Sarkozy meuble trois mois dans l’urgence ou la panique

Publié le 31 janvier 2012 par Copeau @Contrepoints

Sarkozy s’est donc, dimanche soir, fendu d’un discours d’entrée en campagne. Passage obligé de tout chroniqueur politique, en voici son analyse, volontairement à froid pour éviter les réactions épidermiques naturelles devant un socialiste épileptique et brouillon.
Ce dimanche soir, Nicolas Sarkozy aura donc détourné le cours normal du flot de purée télévisuelle habituel pour entretenir les Français de ses doutes, de ses propositions pour les prochains mois et surtout pour faire passer, aussi discrètement que possible, la nouvelle ébouriffante de sa candidature à sa propre succession.

Et c’est donc à trois mois du scrutin que notre président se lance dans une vague de réformes dont on se demande si elles sont dictées par l’urgence ou la panique.

Certes, l’urgence de la situation, compte tenu des chiffres catastrophiques du chômage (à ce propos, les Français devraient en tirer toutes les conséquences, hein, Nicolas), de l’état de la zone euro, des finances publiques et des tensions du marché, n’est pas à écarter.

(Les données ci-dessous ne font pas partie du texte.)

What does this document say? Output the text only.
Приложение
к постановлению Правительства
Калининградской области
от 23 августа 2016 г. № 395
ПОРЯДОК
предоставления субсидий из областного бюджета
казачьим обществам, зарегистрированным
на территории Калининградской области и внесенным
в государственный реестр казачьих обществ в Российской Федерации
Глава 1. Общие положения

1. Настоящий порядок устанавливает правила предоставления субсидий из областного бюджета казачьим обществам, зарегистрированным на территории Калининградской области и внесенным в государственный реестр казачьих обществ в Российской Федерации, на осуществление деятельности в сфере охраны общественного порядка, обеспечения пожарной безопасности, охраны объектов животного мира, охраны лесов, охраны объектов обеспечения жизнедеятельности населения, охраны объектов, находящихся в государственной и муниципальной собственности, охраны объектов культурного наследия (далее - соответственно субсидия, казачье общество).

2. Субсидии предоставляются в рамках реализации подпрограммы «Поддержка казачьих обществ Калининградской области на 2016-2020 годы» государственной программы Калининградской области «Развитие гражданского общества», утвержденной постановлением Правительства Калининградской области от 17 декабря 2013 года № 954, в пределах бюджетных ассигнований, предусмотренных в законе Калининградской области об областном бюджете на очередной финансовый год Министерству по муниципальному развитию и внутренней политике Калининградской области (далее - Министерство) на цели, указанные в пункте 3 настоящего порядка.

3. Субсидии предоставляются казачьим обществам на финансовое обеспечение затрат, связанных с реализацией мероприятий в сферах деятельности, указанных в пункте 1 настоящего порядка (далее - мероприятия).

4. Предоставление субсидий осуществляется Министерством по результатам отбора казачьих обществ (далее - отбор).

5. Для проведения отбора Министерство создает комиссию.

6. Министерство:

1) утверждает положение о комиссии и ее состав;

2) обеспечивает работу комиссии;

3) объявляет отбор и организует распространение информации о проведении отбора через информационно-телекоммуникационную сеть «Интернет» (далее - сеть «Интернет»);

Mais l’aspect « panique » non plus tant on sent que cette prise de parole élyséenne vient directement en réponse au discours de François Hollande dans lequel la presse a cru déceler le réveil d’un homme d’état et s’en est fait bruyamment l’écho.

À l’aune de cette remarque, et sans même se pencher sur le contenu des propositions sarkoziennes, on sait déjà qu’il y aura matière à critiquer. Si gouverner, c’est prévoir, tout indique que cet exercice, réalisé quasiment du jour au lendemain, verse bien plus dans la réponse impulsive que dans la préparation mûrement réfléchie qui préside normalement à la destinée d’un pays. L’exercice de gouvernement, ici, tient plus du pilotage de rallye (avec un copilote qui prend des photos, l’air détaché et peu concerné) qu’à la prise de cap posée et réfléchie d’un capitaine de gros bateau majestueux sur des eaux agitées (et si l’image du Concordia vous imprime imperceptiblement la rétine, c’est normal).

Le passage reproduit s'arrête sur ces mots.